IL BRANO E' INTRODOTTO DA UN TESTO ORIGINALE DELL'ARTISTA

‘’Santi e Chiese" sono i costanti osservatori della nostra città, Roma. Ci guardano, ci

giudicano, ci comprendono e ci cullano. Roma, che mi danna e salva

quotidianamente, allo stesso tempo, è come un vero e proprio teatro: tra sacro e

profano, possiamo diventare spettatori e protagonisti di storie, vite, pensieri che

durano eternamente. Roma la ami o la odi, insomma. Crescerci e, in generale, viverci

significa contemplare la sua grandezza, ma anche accettarne le sue imperfezioni, le

sue contraddizioni che ci osservano dall’interno, che sanno anche comprenderci, in

un certo senso. Rifletto tutto ciò che ho dentro, la mia interiorità impetuosa e il

bisogno di espressione. Non voglio fornire grandi contenuti come ‘’oppio del popolo’’

attraverso la musica, ma cerco semplicemente di dare voce all’urgenza, a cosa è

rimasto del mio luogo ameno nel profondo. Ho dato tutto di me e ho raccontato a

quelle architetture, ai ‘’Santi e Chiese’’ che mi hanno sempre guardato, parti di me

che spesso tacciono, non riescono ad uscire così spontaneamente. Vivo proprio di

flussi di coscienza dove le parole e le esperienze si incastrano in tutt'uno, come in

quella famosa scultura di Bernini, ‘’Apollo e Dafne’’, i due personaggi vivono il

racconto. La mia anima è parte salda del luogo in cui sono cresciuto, e anche nel

video abbiamo ricreato uno scenario di sfondo che mette in luce quartieri, santuari e

vie caratteristiche dell’urbanistica romana.
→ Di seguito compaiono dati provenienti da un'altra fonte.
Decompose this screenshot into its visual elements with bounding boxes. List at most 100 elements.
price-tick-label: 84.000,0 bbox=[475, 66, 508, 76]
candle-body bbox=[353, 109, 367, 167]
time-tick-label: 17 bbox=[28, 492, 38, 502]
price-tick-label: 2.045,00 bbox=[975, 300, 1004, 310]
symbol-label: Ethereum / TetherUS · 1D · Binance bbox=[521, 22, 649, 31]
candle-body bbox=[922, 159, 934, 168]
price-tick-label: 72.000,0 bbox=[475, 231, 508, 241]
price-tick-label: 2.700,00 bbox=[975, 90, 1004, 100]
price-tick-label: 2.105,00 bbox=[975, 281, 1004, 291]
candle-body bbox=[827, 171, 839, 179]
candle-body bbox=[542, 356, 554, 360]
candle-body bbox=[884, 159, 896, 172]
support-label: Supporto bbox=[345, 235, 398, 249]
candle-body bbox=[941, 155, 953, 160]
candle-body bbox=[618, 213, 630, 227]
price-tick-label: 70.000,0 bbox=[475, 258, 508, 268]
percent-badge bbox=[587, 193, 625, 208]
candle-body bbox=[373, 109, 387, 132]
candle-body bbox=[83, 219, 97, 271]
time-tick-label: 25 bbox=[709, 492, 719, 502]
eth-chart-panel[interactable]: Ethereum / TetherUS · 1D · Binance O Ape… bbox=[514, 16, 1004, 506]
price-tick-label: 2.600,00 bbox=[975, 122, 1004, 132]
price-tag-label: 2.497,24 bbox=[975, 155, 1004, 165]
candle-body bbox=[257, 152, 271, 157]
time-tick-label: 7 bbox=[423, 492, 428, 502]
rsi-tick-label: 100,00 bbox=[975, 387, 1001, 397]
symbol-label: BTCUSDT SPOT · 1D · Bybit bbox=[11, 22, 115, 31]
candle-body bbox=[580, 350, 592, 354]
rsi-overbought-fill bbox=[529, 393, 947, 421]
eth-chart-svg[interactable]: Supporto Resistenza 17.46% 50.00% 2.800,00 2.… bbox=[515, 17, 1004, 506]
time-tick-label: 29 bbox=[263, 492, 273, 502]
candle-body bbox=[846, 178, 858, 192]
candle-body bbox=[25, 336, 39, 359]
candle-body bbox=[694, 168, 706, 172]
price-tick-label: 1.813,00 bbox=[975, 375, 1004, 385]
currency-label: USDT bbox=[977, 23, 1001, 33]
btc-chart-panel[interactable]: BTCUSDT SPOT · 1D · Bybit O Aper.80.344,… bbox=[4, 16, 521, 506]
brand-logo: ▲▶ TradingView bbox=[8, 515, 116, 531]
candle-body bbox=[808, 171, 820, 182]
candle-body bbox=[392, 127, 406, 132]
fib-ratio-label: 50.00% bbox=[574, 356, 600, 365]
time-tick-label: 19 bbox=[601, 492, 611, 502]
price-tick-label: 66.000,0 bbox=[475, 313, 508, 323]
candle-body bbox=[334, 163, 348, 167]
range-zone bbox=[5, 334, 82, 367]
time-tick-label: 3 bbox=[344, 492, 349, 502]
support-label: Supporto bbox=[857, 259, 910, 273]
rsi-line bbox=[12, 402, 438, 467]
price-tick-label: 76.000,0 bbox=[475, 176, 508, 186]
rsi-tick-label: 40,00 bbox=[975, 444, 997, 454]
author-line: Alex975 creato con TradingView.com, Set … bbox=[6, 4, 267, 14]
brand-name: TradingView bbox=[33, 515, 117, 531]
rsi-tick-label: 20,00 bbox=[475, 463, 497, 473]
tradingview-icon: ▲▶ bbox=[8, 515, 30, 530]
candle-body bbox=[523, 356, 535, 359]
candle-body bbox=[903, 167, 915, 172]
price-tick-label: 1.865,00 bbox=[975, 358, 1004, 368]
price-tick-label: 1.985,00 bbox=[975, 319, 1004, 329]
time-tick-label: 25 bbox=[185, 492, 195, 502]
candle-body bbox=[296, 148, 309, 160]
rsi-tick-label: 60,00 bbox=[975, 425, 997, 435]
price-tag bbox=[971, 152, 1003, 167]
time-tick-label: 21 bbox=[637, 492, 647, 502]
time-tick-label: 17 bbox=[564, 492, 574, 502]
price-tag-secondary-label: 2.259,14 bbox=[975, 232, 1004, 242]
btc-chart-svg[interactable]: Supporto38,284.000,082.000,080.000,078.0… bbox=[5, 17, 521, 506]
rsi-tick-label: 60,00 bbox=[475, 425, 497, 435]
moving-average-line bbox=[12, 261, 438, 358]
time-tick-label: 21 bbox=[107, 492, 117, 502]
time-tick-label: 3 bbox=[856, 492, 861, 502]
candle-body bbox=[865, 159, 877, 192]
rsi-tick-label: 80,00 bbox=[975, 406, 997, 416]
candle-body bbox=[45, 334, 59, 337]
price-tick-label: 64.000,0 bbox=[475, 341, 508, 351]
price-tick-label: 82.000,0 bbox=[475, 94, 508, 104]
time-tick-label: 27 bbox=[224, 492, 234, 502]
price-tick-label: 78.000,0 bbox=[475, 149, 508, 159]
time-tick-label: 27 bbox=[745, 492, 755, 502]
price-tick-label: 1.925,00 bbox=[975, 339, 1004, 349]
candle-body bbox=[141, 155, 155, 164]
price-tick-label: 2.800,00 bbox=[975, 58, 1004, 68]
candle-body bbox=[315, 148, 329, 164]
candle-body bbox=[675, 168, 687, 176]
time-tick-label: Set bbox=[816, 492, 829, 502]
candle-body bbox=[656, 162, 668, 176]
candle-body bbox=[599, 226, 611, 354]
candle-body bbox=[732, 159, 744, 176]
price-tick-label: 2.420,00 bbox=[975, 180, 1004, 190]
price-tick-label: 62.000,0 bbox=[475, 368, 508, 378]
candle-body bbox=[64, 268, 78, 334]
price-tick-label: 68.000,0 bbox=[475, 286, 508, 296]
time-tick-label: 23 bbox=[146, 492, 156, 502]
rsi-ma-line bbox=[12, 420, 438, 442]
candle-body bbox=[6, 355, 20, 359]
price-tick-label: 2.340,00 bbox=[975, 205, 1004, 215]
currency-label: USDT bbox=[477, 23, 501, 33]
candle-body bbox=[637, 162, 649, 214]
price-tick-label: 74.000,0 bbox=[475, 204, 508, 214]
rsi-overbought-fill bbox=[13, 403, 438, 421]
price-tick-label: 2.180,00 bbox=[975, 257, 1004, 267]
Non mi immaginerei altrove o con altre persone che non riescono a rispecchiare il

mio senso di quotidianità. Tanti miei coetanei partono, si spostano verso altre mete e non tornano più qui. Io stesso mi sposto e viaggio molto, ma non credo di riuscire ad abbandonare definitivamente la mia Roma. Non è solo un discorso territoriale o

affettivo, ma si tratta di una questione più viscerale, profonda, culturale. Rousseau

scriveva che le abitudini possono anche uccidere la nostra natura. Però penso anche

che l’abitudine si modelli secondo la nostra natura. E quello che sono o quello che

rappresento (ognuno di noi rappresenta qualcuno o qualcosa in maniera consapevole o inconsapevolmente) è fortemente legato alle mie radici, al mio linguaggio, al mio costume. La mia persona e il mio personaggio si avvicinano molto, comunicano tra loro e diventano sostanzialmente la stessa cosa.

Nonostante non abbia bisogno così tanto di dare un messaggio a qualcuno, se non a

me stesso che sente la necessità di comunicare, spero che chi ascolta le mie parole

possa non tanto immedesimarsi, ma sentire la forza delle sue radici, della sua città,

dare ascolto ai propri ‘’Santi e Chiese’’ che vegliano sul nostro futuro, sulle nostre

scelte. E non vedere la propria casa come un luogo da rimuovere, ma come un luogo

dentro al quale ritrovare quiete dopo una lunga frenesia, caldo dopo un lungo gelo,

forza dopo l’imminente stanchezza. Come scriverebbe Heidegger, siamo ‘’progetti’’, cioè gettati in avanti per continuare, concludere e infine ricominciare. Ma nulla può ricominciare se di base non abbiamo una fondamento sopra cui poggiarsi, sopra cui confermarsi.